Model mouth in Season 1.


HBO


Emotionally, it proved to be an incredibly complicated show. There were long and uncomfortable silences. On one level, you were invited to laugh at Valerie — at her '80s hair (Kudrow wore a wig), her repeated verbal tics ("Jane! Jane!"), her selfishness (she couldn't remember the names of anyone of a lower station), and her near-constant abasements (she was treated at Room and Bored like a non-person in an absurd tracksuit). "Even though she was gorgeous, they would see her as an aunt and put her in a tracksuit," King said. "Because that's what would happen if you were with 20-year-old girls. It was all about knocking her down as much as possible."
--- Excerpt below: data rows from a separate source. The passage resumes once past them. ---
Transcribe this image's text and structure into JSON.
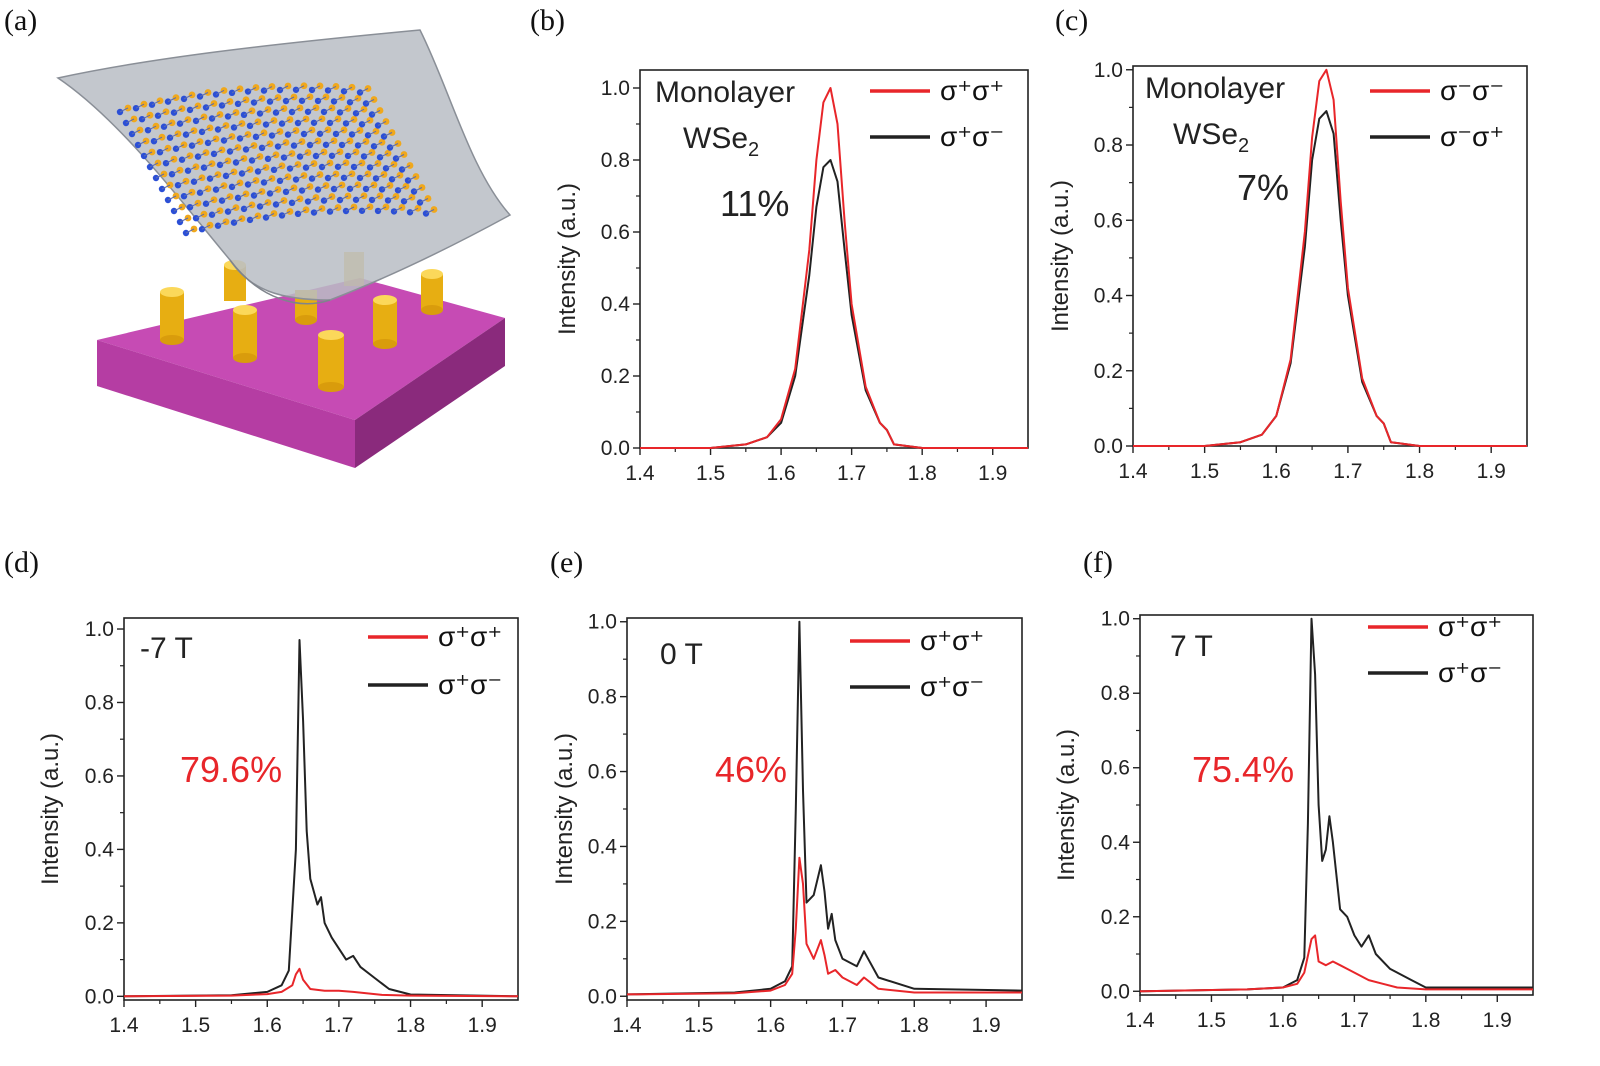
{
  "panel_labels": [
    "(a)",
    "(b)",
    "(c)",
    "(d)",
    "(e)",
    "(f)"
  ],
  "colors": {
    "red": "#e8262a",
    "black": "#222222",
    "substrate": "#c83cb4",
    "pillar": "#f2bd1c",
    "sheet": "#b8bcc4",
    "atom_w": "#2b4fd6",
    "atom_se": "#f0a81c"
  },
  "chart_data": [
    {
      "id": "b",
      "type": "line",
      "xlabel": "",
      "ylabel": "Intensity (a.u.)",
      "xlim": [
        1.4,
        1.95
      ],
      "ylim": [
        0,
        1.05
      ],
      "xticks": [
        "1.4",
        "1.5",
        "1.6",
        "1.7",
        "1.8",
        "1.9"
      ],
      "yticks": [
        "0.0",
        "0.2",
        "0.4",
        "0.6",
        "0.8",
        "1.0"
      ],
      "annotation": [
        "Monolayer",
        "WSe",
        "2"
      ],
      "percent": "11%",
      "percent_color": "#222222",
      "series": [
        {
          "name": "σ⁺σ⁺",
          "color": "#e8262a",
          "x": [
            1.4,
            1.5,
            1.55,
            1.58,
            1.6,
            1.62,
            1.64,
            1.65,
            1.66,
            1.67,
            1.68,
            1.69,
            1.7,
            1.72,
            1.74,
            1.75,
            1.76,
            1.8,
            1.95
          ],
          "y": [
            0.0,
            0.0,
            0.01,
            0.03,
            0.08,
            0.22,
            0.55,
            0.8,
            0.96,
            1.0,
            0.9,
            0.63,
            0.4,
            0.17,
            0.07,
            0.05,
            0.01,
            0.0,
            0.0
          ]
        },
        {
          "name": "σ⁺σ⁻",
          "color": "#222222",
          "x": [
            1.4,
            1.5,
            1.55,
            1.58,
            1.6,
            1.62,
            1.64,
            1.65,
            1.66,
            1.67,
            1.68,
            1.69,
            1.7,
            1.72,
            1.74,
            1.75,
            1.76,
            1.8,
            1.95
          ],
          "y": [
            0.0,
            0.0,
            0.01,
            0.03,
            0.07,
            0.2,
            0.48,
            0.67,
            0.78,
            0.8,
            0.74,
            0.55,
            0.37,
            0.16,
            0.07,
            0.05,
            0.01,
            0.0,
            0.0
          ]
        }
      ]
    },
    {
      "id": "c",
      "type": "line",
      "xlabel": "",
      "ylabel": "Intensity (a.u.)",
      "xlim": [
        1.4,
        1.95
      ],
      "ylim": [
        0,
        1.01
      ],
      "xticks": [
        "1.4",
        "1.5",
        "1.6",
        "1.7",
        "1.8",
        "1.9"
      ],
      "yticks": [
        "0.0",
        "0.2",
        "0.4",
        "0.6",
        "0.8",
        "1.0"
      ],
      "annotation": [
        "Monolayer",
        "WSe",
        "2"
      ],
      "percent": "7%",
      "percent_color": "#222222",
      "series": [
        {
          "name": "σ⁻σ⁻",
          "color": "#e8262a",
          "x": [
            1.4,
            1.5,
            1.55,
            1.58,
            1.6,
            1.62,
            1.64,
            1.65,
            1.66,
            1.67,
            1.68,
            1.69,
            1.7,
            1.72,
            1.74,
            1.75,
            1.76,
            1.8,
            1.95
          ],
          "y": [
            0.0,
            0.0,
            0.01,
            0.03,
            0.08,
            0.23,
            0.57,
            0.82,
            0.97,
            1.0,
            0.92,
            0.65,
            0.42,
            0.18,
            0.08,
            0.06,
            0.01,
            0.0,
            0.0
          ]
        },
        {
          "name": "σ⁻σ⁺",
          "color": "#222222",
          "x": [
            1.4,
            1.5,
            1.55,
            1.58,
            1.6,
            1.62,
            1.64,
            1.65,
            1.66,
            1.67,
            1.68,
            1.69,
            1.7,
            1.72,
            1.74,
            1.75,
            1.76,
            1.8,
            1.95
          ],
          "y": [
            0.0,
            0.0,
            0.01,
            0.03,
            0.08,
            0.22,
            0.53,
            0.76,
            0.87,
            0.89,
            0.83,
            0.6,
            0.4,
            0.17,
            0.08,
            0.06,
            0.01,
            0.0,
            0.0
          ]
        }
      ]
    },
    {
      "id": "d",
      "type": "line",
      "xlabel": "",
      "ylabel": "Intensity (a.u.)",
      "xlim": [
        1.4,
        1.95
      ],
      "ylim": [
        -0.01,
        1.03
      ],
      "xticks": [
        "1.4",
        "1.5",
        "1.6",
        "1.7",
        "1.8",
        "1.9"
      ],
      "yticks": [
        "0.0",
        "0.2",
        "0.4",
        "0.6",
        "0.8",
        "1.0"
      ],
      "annotation": [
        "-7 T"
      ],
      "percent": "79.6%",
      "percent_color": "#e8262a",
      "series": [
        {
          "name": "σ⁺σ⁺",
          "color": "#e8262a",
          "x": [
            1.4,
            1.55,
            1.6,
            1.62,
            1.635,
            1.64,
            1.645,
            1.65,
            1.66,
            1.68,
            1.7,
            1.72,
            1.74,
            1.76,
            1.8,
            1.95
          ],
          "y": [
            0.0,
            0.002,
            0.006,
            0.012,
            0.03,
            0.06,
            0.075,
            0.045,
            0.02,
            0.015,
            0.015,
            0.012,
            0.008,
            0.004,
            0.002,
            0.0
          ]
        },
        {
          "name": "σ⁺σ⁻",
          "color": "#222222",
          "x": [
            1.4,
            1.55,
            1.6,
            1.62,
            1.63,
            1.64,
            1.645,
            1.65,
            1.655,
            1.66,
            1.67,
            1.675,
            1.68,
            1.69,
            1.7,
            1.71,
            1.72,
            1.73,
            1.75,
            1.77,
            1.8,
            1.95
          ],
          "y": [
            0.0,
            0.003,
            0.012,
            0.03,
            0.07,
            0.4,
            0.97,
            0.75,
            0.45,
            0.32,
            0.25,
            0.27,
            0.2,
            0.16,
            0.13,
            0.1,
            0.11,
            0.08,
            0.05,
            0.02,
            0.005,
            0.0
          ]
        }
      ]
    },
    {
      "id": "e",
      "type": "line",
      "xlabel": "",
      "ylabel": "Intensity (a.u.)",
      "xlim": [
        1.4,
        1.95
      ],
      "ylim": [
        -0.01,
        1.01
      ],
      "xticks": [
        "1.4",
        "1.5",
        "1.6",
        "1.7",
        "1.8",
        "1.9"
      ],
      "yticks": [
        "0.0",
        "0.2",
        "0.4",
        "0.6",
        "0.8",
        "1.0"
      ],
      "annotation": [
        "0 T"
      ],
      "percent": "46%",
      "percent_color": "#e8262a",
      "series": [
        {
          "name": "σ⁺σ⁺",
          "color": "#e8262a",
          "x": [
            1.4,
            1.55,
            1.6,
            1.62,
            1.63,
            1.635,
            1.64,
            1.645,
            1.65,
            1.66,
            1.67,
            1.675,
            1.68,
            1.69,
            1.7,
            1.72,
            1.73,
            1.75,
            1.8,
            1.95
          ],
          "y": [
            0.005,
            0.008,
            0.015,
            0.03,
            0.06,
            0.18,
            0.37,
            0.3,
            0.14,
            0.1,
            0.15,
            0.11,
            0.06,
            0.07,
            0.05,
            0.03,
            0.05,
            0.02,
            0.01,
            0.01
          ]
        },
        {
          "name": "σ⁺σ⁻",
          "color": "#222222",
          "x": [
            1.4,
            1.55,
            1.6,
            1.62,
            1.63,
            1.635,
            1.64,
            1.645,
            1.65,
            1.66,
            1.67,
            1.675,
            1.68,
            1.685,
            1.69,
            1.7,
            1.72,
            1.73,
            1.75,
            1.8,
            1.95
          ],
          "y": [
            0.005,
            0.01,
            0.02,
            0.04,
            0.08,
            0.5,
            1.0,
            0.55,
            0.25,
            0.27,
            0.35,
            0.28,
            0.18,
            0.22,
            0.15,
            0.1,
            0.08,
            0.12,
            0.05,
            0.02,
            0.015
          ]
        }
      ]
    },
    {
      "id": "f",
      "type": "line",
      "xlabel": "",
      "ylabel": "Intensity (a.u.)",
      "xlim": [
        1.4,
        1.95
      ],
      "ylim": [
        -0.01,
        1.01
      ],
      "xticks": [
        "1.4",
        "1.5",
        "1.6",
        "1.7",
        "1.8",
        "1.9"
      ],
      "yticks": [
        "0.0",
        "0.2",
        "0.4",
        "0.6",
        "0.8",
        "1.0"
      ],
      "annotation": [
        "7 T"
      ],
      "percent": "75.4%",
      "percent_color": "#e8262a",
      "series": [
        {
          "name": "σ⁺σ⁺",
          "color": "#e8262a",
          "x": [
            1.4,
            1.55,
            1.6,
            1.62,
            1.63,
            1.64,
            1.645,
            1.65,
            1.66,
            1.67,
            1.68,
            1.69,
            1.7,
            1.72,
            1.74,
            1.76,
            1.8,
            1.95
          ],
          "y": [
            0.0,
            0.005,
            0.01,
            0.02,
            0.05,
            0.14,
            0.15,
            0.08,
            0.07,
            0.08,
            0.07,
            0.06,
            0.05,
            0.03,
            0.02,
            0.01,
            0.005,
            0.005
          ]
        },
        {
          "name": "σ⁺σ⁻",
          "color": "#222222",
          "x": [
            1.4,
            1.55,
            1.6,
            1.62,
            1.63,
            1.635,
            1.64,
            1.645,
            1.65,
            1.655,
            1.66,
            1.665,
            1.67,
            1.68,
            1.69,
            1.7,
            1.71,
            1.72,
            1.73,
            1.75,
            1.78,
            1.8,
            1.95
          ],
          "y": [
            0.0,
            0.005,
            0.01,
            0.03,
            0.09,
            0.45,
            1.0,
            0.85,
            0.5,
            0.35,
            0.38,
            0.47,
            0.4,
            0.22,
            0.2,
            0.15,
            0.12,
            0.15,
            0.1,
            0.06,
            0.03,
            0.01,
            0.01
          ]
        }
      ]
    }
  ]
}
But there was so much more to Valerie and The Comeback. As a character study, it showed her torn between what she had — a husband who adored her, a lovely house in Brentwood, and a ton of money — and what she yearned for from the fame machine: attention from strangers, good placement in Us Weekly, and work as an actress so she could get attention from strangers and good placement in Us Weekly. With every indignity the secretly smart Valerie endured, Kudrow would catch the camera's eye straight on, mortified to see it capture her suffering, until she mustered the wherewithal to cover up her pain a half-second later.


"We wanted her to be as complex as people are," Kudrow said. "What's funny about it is this person thinking they're really good at controlling everything. Just on every level. It's like, You can't even control your own face, and you want to control a reality show producer. Oh my god."


Yet she did have some victories too. In one breakthrough, while being filmed at the end of a trying Palm Springs weekend, a hungover Valerie told Jane she would pay out of her pocket for the music rights to "I Want You to Want Me" by Cheap Trick herself so she and Mark could listen to it in peace; in the same scene, after an irritating product-placement person said to them one too many times to mention the name of the SUV they're driving, she told him, "I swear to god, I will pull over and put you out onto the side of the road."


After that episode aired — the eighth of the season — King said they went to HBO and said, "Pick us up now for next season. It's turning, I can feel the tide turning." King, who as a former performer is good at re-enacting past events, summoned the intensity he said he felt then. "I started to feel people now got it. When they saw that Valerie was strong and the Terminator, and she wasn't a weak woman who was going to be destroyed by this, they started to get into her journey."


There had been, perhaps, a tragic misunderstanding: that a show created by the woman who played Phoebe on Friends and the man who had shepherded Sex and the City to its heights would be, as King put it, "Phoebe in Manolos." Or, alternatively, that Kudrow would be playing a fictional version of herself skewering Friends. "I know it's not me at all," she assured herself then.